Post: Real Estate Syndications: Who's Taken the Leap and How Did It Pay Off?

Greg Scott
Pro Member
#1 General Real Estate Investing Contributor
Posted
  • Rental Property Investor
  • SE Michigan
  • Posts 3,828
  • Votes 5,523
Quote from @Paul Azad:
Quote from @Greg Scott:
Quote from @Henry Clark:
Quote from @Greg Scott:

I have invested in over 50 syndications, of which about 45 are still active.  I have also done four syndications myself.  Of course, on the syndications we put together, we get some compensation for our efforts, so I'll ignore those when discussing my returns below.

Of the 11 deals we've had that have gone full cycle, we are averaging about a 40% annualized rate of return.  Of those 11, only one had net loss, and clearly the others did very well with outsized returns.

Of the 45 that are still active, the returns have been a little softer the past two years, and we had two small capital calls.  On the other hand, we also had three provide cash-out refinances.  My quarterly cash distributions hit bottom about a year ago and have been on the rise since then.  About 1/3 are still not providing distributions but their cash position is strong and I'm not concerned about them potentially selling at a loss.  Six of them just launched this year, so I wasn't expecting distributions anyways.

These syndications have change life.  I am truly blessed.

However, you should know that these syndications are not available to everyone.  I am a member of a private group that puts these syndications together ONLY with members of the group.  They have rules and best practices about how we put these deals together which has collectively saved us from much of the pain being experienced right now in the multifamily space.


 Thanks for insight.  When you say 40% annualized is that per year or over the entire life cycle.  Example if 3 years then say 13% return each year?  Or 40% each year for 3 years?  

Great job on the due diligence or Operational process you have going.  

This image summarizes my syndication returns on deals that have gone full cycle.  I haven't added the 11th, the one that lost about 60% of value.  They haven't fully closed out the deal yet, so I don't know exactly where it will end up.

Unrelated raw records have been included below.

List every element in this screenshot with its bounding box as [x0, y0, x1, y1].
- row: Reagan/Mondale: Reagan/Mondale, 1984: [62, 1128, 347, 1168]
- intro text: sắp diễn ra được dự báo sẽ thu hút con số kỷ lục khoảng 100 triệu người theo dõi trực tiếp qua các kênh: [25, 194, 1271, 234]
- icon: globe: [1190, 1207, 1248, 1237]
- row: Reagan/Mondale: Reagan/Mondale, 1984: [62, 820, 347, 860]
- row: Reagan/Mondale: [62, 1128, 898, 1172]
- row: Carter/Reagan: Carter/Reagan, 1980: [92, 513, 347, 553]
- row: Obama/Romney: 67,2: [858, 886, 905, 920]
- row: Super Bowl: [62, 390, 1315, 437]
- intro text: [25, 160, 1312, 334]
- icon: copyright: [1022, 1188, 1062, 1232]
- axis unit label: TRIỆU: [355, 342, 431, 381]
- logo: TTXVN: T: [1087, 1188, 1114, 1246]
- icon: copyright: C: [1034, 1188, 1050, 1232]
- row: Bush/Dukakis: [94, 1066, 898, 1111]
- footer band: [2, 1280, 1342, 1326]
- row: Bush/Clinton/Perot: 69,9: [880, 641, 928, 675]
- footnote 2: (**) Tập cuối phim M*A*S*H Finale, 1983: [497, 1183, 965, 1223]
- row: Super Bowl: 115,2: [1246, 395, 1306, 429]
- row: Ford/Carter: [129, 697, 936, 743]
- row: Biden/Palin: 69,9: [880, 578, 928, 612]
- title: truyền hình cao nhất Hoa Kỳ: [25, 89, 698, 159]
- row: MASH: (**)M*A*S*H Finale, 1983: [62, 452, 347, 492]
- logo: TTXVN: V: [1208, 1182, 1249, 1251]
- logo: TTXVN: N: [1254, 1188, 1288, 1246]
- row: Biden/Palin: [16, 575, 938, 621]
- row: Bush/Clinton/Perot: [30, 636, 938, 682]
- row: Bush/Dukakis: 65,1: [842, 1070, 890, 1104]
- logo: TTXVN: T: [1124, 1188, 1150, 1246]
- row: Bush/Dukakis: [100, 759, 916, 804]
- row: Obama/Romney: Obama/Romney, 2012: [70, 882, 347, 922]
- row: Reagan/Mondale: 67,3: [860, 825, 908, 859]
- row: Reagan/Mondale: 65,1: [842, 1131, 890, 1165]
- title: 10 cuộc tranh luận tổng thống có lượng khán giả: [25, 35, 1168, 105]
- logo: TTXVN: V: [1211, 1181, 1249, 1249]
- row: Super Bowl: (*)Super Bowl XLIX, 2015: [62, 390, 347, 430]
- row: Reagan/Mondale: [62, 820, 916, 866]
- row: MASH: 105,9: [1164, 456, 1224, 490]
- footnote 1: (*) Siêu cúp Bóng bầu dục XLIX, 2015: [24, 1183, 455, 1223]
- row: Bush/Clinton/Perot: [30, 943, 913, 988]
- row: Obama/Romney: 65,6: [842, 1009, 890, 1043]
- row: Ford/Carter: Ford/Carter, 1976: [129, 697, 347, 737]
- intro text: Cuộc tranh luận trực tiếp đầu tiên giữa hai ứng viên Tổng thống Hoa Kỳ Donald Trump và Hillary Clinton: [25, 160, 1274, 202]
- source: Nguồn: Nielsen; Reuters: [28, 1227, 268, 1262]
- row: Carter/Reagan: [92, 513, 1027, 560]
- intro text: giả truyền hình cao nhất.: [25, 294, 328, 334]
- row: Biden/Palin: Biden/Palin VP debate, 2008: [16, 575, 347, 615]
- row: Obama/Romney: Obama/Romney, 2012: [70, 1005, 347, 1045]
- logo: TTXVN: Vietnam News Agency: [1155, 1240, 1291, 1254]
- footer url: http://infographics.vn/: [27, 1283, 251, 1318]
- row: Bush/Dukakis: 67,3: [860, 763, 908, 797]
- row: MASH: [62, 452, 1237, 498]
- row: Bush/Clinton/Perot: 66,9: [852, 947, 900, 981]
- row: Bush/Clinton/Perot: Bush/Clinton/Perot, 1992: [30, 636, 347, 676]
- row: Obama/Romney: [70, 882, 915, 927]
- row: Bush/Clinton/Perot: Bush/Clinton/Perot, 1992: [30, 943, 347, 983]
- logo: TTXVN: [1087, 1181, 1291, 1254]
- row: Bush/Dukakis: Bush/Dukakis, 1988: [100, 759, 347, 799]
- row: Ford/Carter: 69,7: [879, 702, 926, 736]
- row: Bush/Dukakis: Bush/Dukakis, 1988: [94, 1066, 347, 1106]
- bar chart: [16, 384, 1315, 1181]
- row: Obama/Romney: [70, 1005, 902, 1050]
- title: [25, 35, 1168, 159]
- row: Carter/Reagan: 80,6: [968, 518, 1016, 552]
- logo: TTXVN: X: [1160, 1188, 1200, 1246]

 Congratulations Greg, Those are amazing returns from. 2014 to 2023 over a 10 year span to average 40 per cent is phenomenal. What are some of the guidelines you and your group have used to keep you out of trouble? And get those incredibly good returns? Were all these deals multifamily value add or any core deals? Thank you.


Paul:

The answer to your question is the rules we have within our group.  It really forces the syndicator to be more conservative in their underwriting.  The key rules are as follows:

1) Syndicator MUST have significant skin in the game, including 10% of the money raised in the first deal, 8% of the second, and 3% of the third
2) The only fees allowed are 5% of revenue for property / asset management, which is enough to put food on the table, but not incentivize people to just buy, buy, buy
3) The only compensation is 20% of the profit (less on the first 2 deals)
4) Rapid acquisition is not allowed.

Post: Question about taking out home equidy loan to lend to my LLC for investment property.

Greg Scott
Pro Member
#1 General Real Estate Investing Contributor
Posted
  • Rental Property Investor
  • SE Michigan
  • Posts 3,828
  • Votes 5,523

The risk you are describing is really the same risk every investor faces. There is no 100% guarantee out there.

Managing your property properly and having great insurance are probably the two best ways to protect yourself.